Montreal Canadiens goaltender Carey Price finished the 2016-17 season third in Vezina Trophy voting. The next year, he had statistically one of the worst years of his career, including career lows in save percentage (SV%) (.900), goals against average (GAA) (3.11), quality start percentage (QS%) (.438) and goals saved above average (GSAA) (minus-17.49). (from ‘Analyze This: Carey Price’s dismal 2017-18 season was likely an outlier,’ Montreal Gazette, 05/31/2018)
Price was (and still is) one of the game’s best goaltenders, but not everything will be sunshine and rainbows all the time in the crease. This is also the case with current Lightning goaltender Andrei Vasilevskiy. He’s currently having the worst statistical year of his with a career-low .906 SV% and 2.88 GAA, as well as zero shutouts, a .480 QS% and minus-2.85 GSAA.
Related: Is It Time to Worry About Vasilevskiy?
Price’s longest break of the 2017-18 season was a four-day stretch from Dec. 23-26, and he was arguably worse after that break than before. With the Christmas break nearing, will that happen to Vasilevskiy, too, or would a lengthy break from game action benefit his play?
Giving Him a Break
Vasilevskiy has started 25 of the Lightning’s 33 games this season and he had a six-day break while the Lightning traveled to Sweden for the Global Series. He won his start in Sweden with a .909 SV%, then sat for five more days before the Lightning stomped the New York Rangers, 9-3. He had an .870 SV% in that game and was bailed out by a nine-goal effort from the offense.

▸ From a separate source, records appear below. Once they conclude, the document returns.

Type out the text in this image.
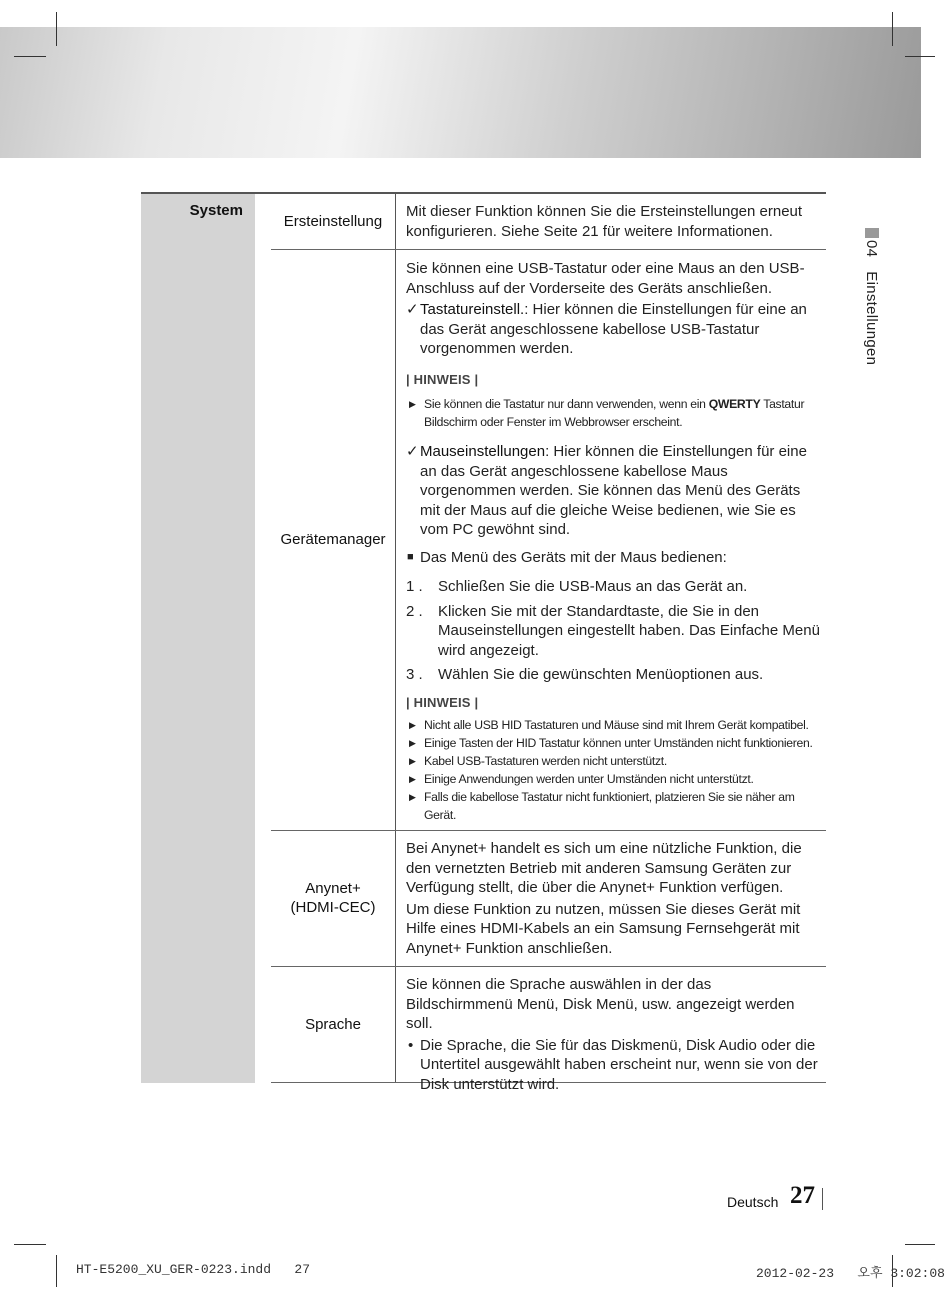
04Einstellungen
System
Ersteinstellung

Mit dieser Funktion können Sie die Ersteinstellungen erneut konfigurieren. Siehe Seite 21 für weitere Informationen.

Gerätemanager

Sie können eine USB-Tastatur oder eine Maus an den USB-Anschluss auf der Vorderseite des Geräts anschließen.

✓ Tastatureinstell.: Hier können die Einstellungen für eine an das Gerät angeschlossene kabellose USB-Tastatur vorgenommen werden.
| HINWEIS |
▶ Sie können die Tastatur nur dann verwenden, wenn ein QWERTY Tastatur Bildschirm oder Fenster im Webbrowser erscheint.
✓ Mauseinstellungen: Hier können die Einstellungen für eine an das Gerät angeschlossene kabellose Maus vorgenommen werden. Sie können das Menü des Geräts mit der Maus auf die gleiche Weise bedienen, wie Sie es vom PC gewöhnt sind.
■ Das Menü des Geräts mit der Maus bedienen:
1 . Schließen Sie die USB-Maus an das Gerät an.
2 . Klicken Sie mit der Standardtaste, die Sie in den Mauseinstellungen eingestellt haben. Das Einfache Menü wird angezeigt.
3 . Wählen Sie die gewünschten Menüoptionen aus.
| HINWEIS |
▶ Nicht alle USB HID Tastaturen und Mäuse sind mit Ihrem Gerät kompatibel.
▶ Einige Tasten der HID Tastatur können unter Umständen nicht funktionieren.
▶ Kabel USB-Tastaturen werden nicht unterstützt.
▶ Einige Anwendungen werden unter Umständen nicht unterstützt.
▶ Falls die kabellose Tastatur nicht funktioniert, platzieren Sie sie näher am Gerät.
Anynet+
(HDMI-CEC)

Bei Anynet+ handelt es sich um eine nützliche Funktion, die den vernetzten Betrieb mit anderen Samsung Geräten zur Verfügung stellt, die über die Anynet+ Funktion verfügen.

Um diese Funktion zu nutzen, müssen Sie dieses Gerät mit Hilfe eines HDMI-Kabels an ein Samsung Fernsehgerät mit Anynet+ Funktion anschließen.

Sprache

Sie können die Sprache auswählen in der das Bildschirmmenü Menü, Disk Menü, usw. angezeigt werden soll.

• Die Sprache, die Sie für das Diskmenü, Disk Audio oder die Untertitel ausgewählt haben erscheint nur, wenn sie von der Disk unterstützt wird.
Deutsch 27
HT-E5200_XU_GER-0223.indd   27	2012-02-23   오후 3:02:08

Vasilevskiy’s best stretch of play this season came in three games from Dec. 7-12, where he won all three games with a combined save percentage of .956. From Dec. 14-19, however, he posted a combined save percentage of .857.
There hasn’t been any sort of consistency to his game this season, and that can be a reason to give him either the two games before or after the Christmas break off. This would give Vasilevskiy time to reset both his mind and body, something that players need over the course of an 82-game season. But, that reset could also cause issues for his rhythm in the crease and tracking shots. They can take shots and do drills in practice as much as they want, but it doesn’t compare to the speed and intensity of an NHL game.
Keep Him in Net
Over the last three seasons, Vasilevskiy is in the top 10 in games played (143), third in shutouts (14), fifth in total time played (8,529 minutes) and leads the NHL with 97 wins, according to QuantHockey. He has been a workhorse for the Lightning, playing at least 50 games in each of the last three seasons and re-writing the Lightning goaltending record books.
Earlier this month, Vasilevskiy said there’s no reason to panic about his statistics and the Lightning’s slow start: “I have the same plan, didn’t change a thing. The recipe is preparation and work ethic and compete. That’s it.” (From ‘Andrei Vasilevskiy: ‘No reason to panic’ after his — and Lightning’s — slow start’, The Athletic 12/3/19).
Vasilevskiy says his plan hasn’t changed, and it doesn’t appear his workload will either. That level of consistency can be extremely valuable to a goaltender, but what if it isn’t working? It hasn’t so far this season, and that could be because Vasilevskiy is tired, either mentally or physically. It could also be because the Lightning simply haven’t gotten the bounces they did in the past. He could find his game if he’s playing more, but he could also fall even further if his play continues to slip.
What Should They Do?
The Lightning and their players said earlier this season they don’t need to change how they play, but things haven’t gotten better. The same is true for Vasilevskiy, and at this point in the season, the “Big Cat” could benefit from a couple extra games on the bench.
The Bolts have two games before their four-day Christmas break, but they also have a back-to-back on Dec. 28 and 29 against the Canadiens and Detroit Red Wings. Those two games would be the perfect time for Vasilevskiy to give his mind and body a break heading into the new year.
Looking ahead, the Lightning have nine days off for the NHL All-Star Break in January. If Vasilevskiy’s play hasn’t improved by then, that could be a turning point and a pivotal time for the entire Lightning team, especially if they’re still outside the playoff window.
No matter what Cooper and his staff choose, the Lightning need their goaltender to step up his play — even if that means missing him for a couple extra games.